We were scolded today. It was inevitable. A middle-aged male resident, obviously in pain and a little inebriated, wanted aspirin. We explained that we are researchers rather than “medicos,” working to understand the community in order to reduce the causes of chronic illness. He wanted aspirin – now, and no conceptual explanation would make his head feel better. It is surprising only that we have not encountered this criticism earlier in our four years of work. It is part of the tension: relief work versus capacity building. It’s not a simple choice, the immediate or the sustained. John Pothen is troubled especially and wants to make the man feel better, to explain so that he can understand and feel less bitter. But there is little chance that any words can fix the problem, win over this detractor. It would be uncharacteristic of the project to believe simply that we’re right and that with the opportunity, we could convert this critic. There is no simple “right” here.
We close the clinic at noon today. The medications are nearly exhausted and all but the students are as well. Some of the team will return to Esfuerzo for lunch at the home of one of our dear friends. Some will return to Santo Domingo for a well-deserved “vacation.” And, some of us will travel to Hatian bateyes – settlements of Hatian sugar cane workers. Except for the complete lack of health care, conditions are not worse here than in Paraiso, but here government policy ensures the perpetuation of marginality and despair.

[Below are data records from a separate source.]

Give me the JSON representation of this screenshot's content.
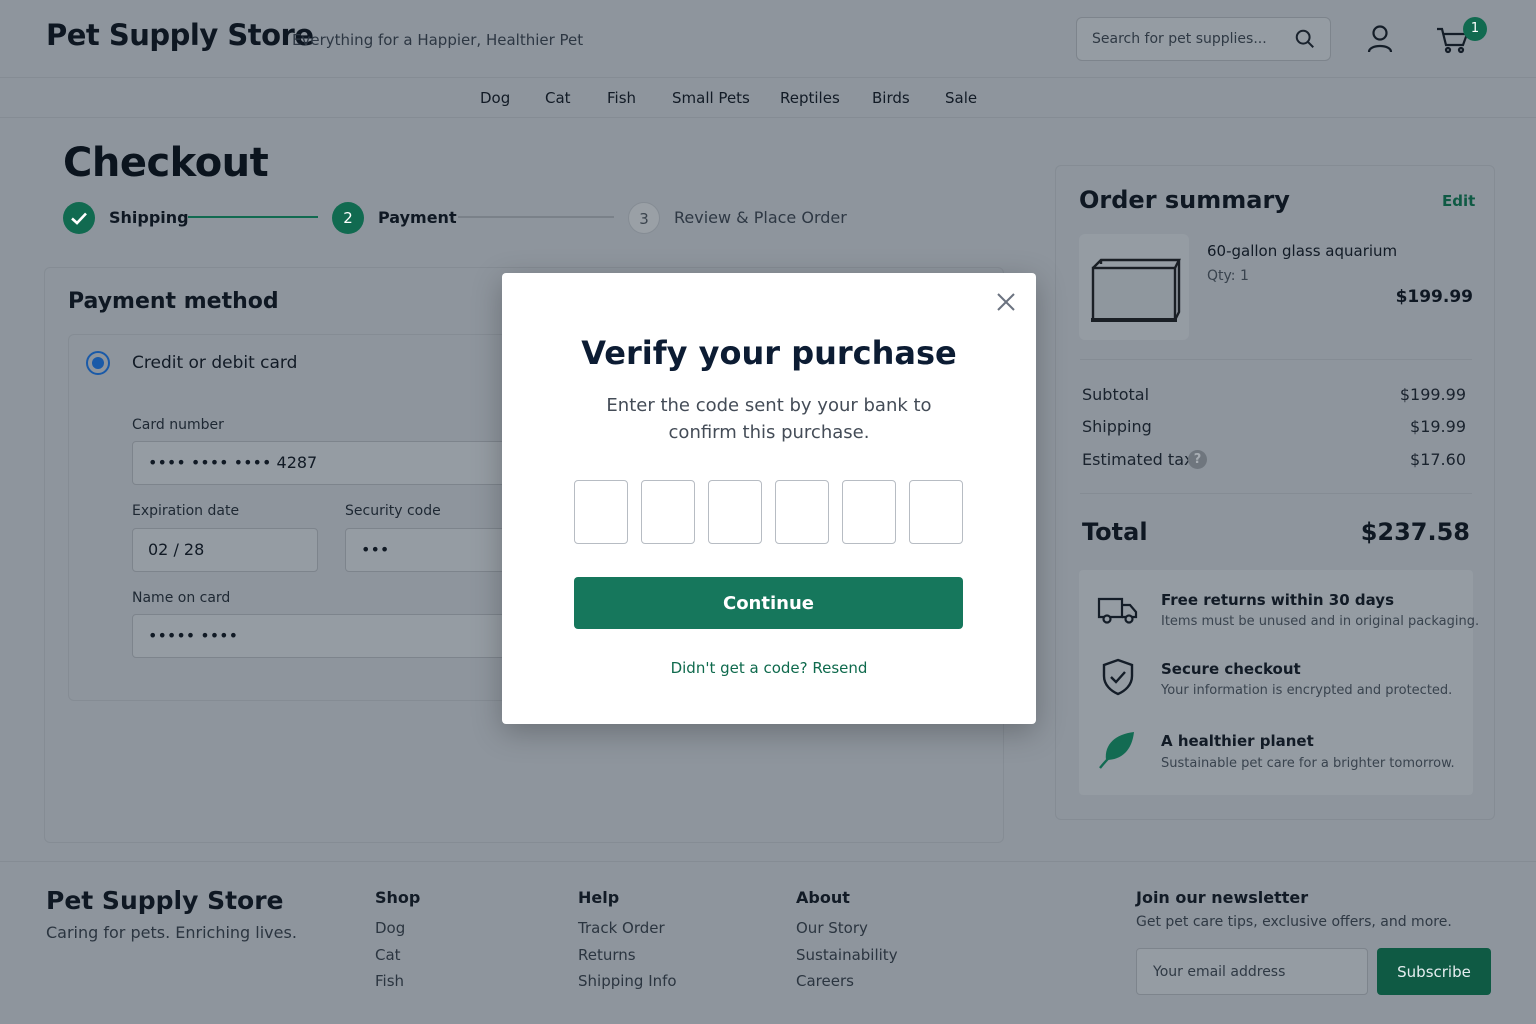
{
  "header": {
    "brand": "Pet Supply Store",
    "tagline": "Everything for a Happier, Healthier Pet",
    "search_placeholder": "Search for pet supplies...",
    "cart_count": "1"
  },
  "nav": {
    "items": [
      "Dog",
      "Cat",
      "Fish",
      "Small Pets",
      "Reptiles",
      "Birds",
      "Sale"
    ]
  },
  "checkout": {
    "title": "Checkout",
    "steps": [
      {
        "number": "1",
        "label": "Shipping",
        "state": "done"
      },
      {
        "number": "2",
        "label": "Payment",
        "state": "active"
      },
      {
        "number": "3",
        "label": "Review & Place Order",
        "state": "todo"
      }
    ]
  },
  "payment": {
    "title": "Payment method",
    "option_label": "Credit or debit card",
    "card_number_label": "Card number",
    "card_number_value": "•••• •••• •••• 4287",
    "expiry_label": "Expiration date",
    "expiry_value": "02 / 28",
    "security_label": "Security code",
    "security_value": "•••",
    "name_label": "Name on card",
    "name_value": "••••• ••••"
  },
  "summary": {
    "title": "Order summary",
    "edit_label": "Edit",
    "item": {
      "name": "60-gallon glass aquarium",
      "qty": "Qty: 1",
      "price": "$199.99"
    },
    "rows": [
      {
        "label": "Subtotal",
        "value": "$199.99"
      },
      {
        "label": "Shipping",
        "value": "$19.99"
      },
      {
        "label": "Estimated tax",
        "value": "$17.60"
      }
    ],
    "tax_help": "?",
    "total_label": "Total",
    "total_value": "$237.58",
    "perks": [
      {
        "icon": "truck-icon",
        "title": "Free returns within 30 days",
        "text": "Items must be unused and in original packaging."
      },
      {
        "icon": "shield-check-icon",
        "title": "Secure checkout",
        "text": "Your information is encrypted and protected."
      },
      {
        "icon": "leaf-icon",
        "title": "A healthier planet",
        "text": "Sustainable pet care for a brighter tomorrow."
      }
    ]
  },
  "footer": {
    "brand": "Pet Supply Store",
    "tagline": "Caring for pets. Enriching lives.",
    "columns": [
      {
        "heading": "Shop",
        "links": [
          "Dog",
          "Cat",
          "Fish"
        ]
      },
      {
        "heading": "Help",
        "links": [
          "Track Order",
          "Returns",
          "Shipping Info"
        ]
      },
      {
        "heading": "About",
        "links": [
          "Our Story",
          "Sustainability",
          "Careers"
        ]
      }
    ],
    "newsletter": {
      "heading": "Join our newsletter",
      "text": "Get pet care tips, exclusive offers, and more.",
      "placeholder": "Your email address",
      "button": "Subscribe"
    }
  },
  "modal": {
    "title": "Verify your purchase",
    "subtitle": "Enter the code sent by your bank to confirm this purchase.",
    "code_length": 6,
    "continue_label": "Continue",
    "resend_label": "Didn't get a code? Resend"
  },
  "colors": {
    "brand_green": "#16775c",
    "radio_blue": "#1a5aa8",
    "dim_background": "#8e959d"
  }
}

By evening we are all back in Santo Domingo. All but a few enjoy a last meal of Cubano and Dominicano sandwiches at a small diner on Calle El Conde and then back to the plaza for one last evening of fresh breezes and warm friendships. There’s an outdoor concert. We join the fun – including two of our number dancing on stage to the enthusiastic enjoyment of the entire crowd. It is bittersweet, and we share our thoughts, feelings, and hopes openly, unguardedly among fellow travelers. There are spontaneous renditions of “Hark Upon the Gale,” and sappy versions of pop tunes from the past. There is a chorus line performance to an upbeat song belted out by our professional entertainers, and there is Brugal. But mostly, there are verbal and non-verbal expressions of community, belief in collective action, commitment to lives well-lived, and a sense of hope for the future.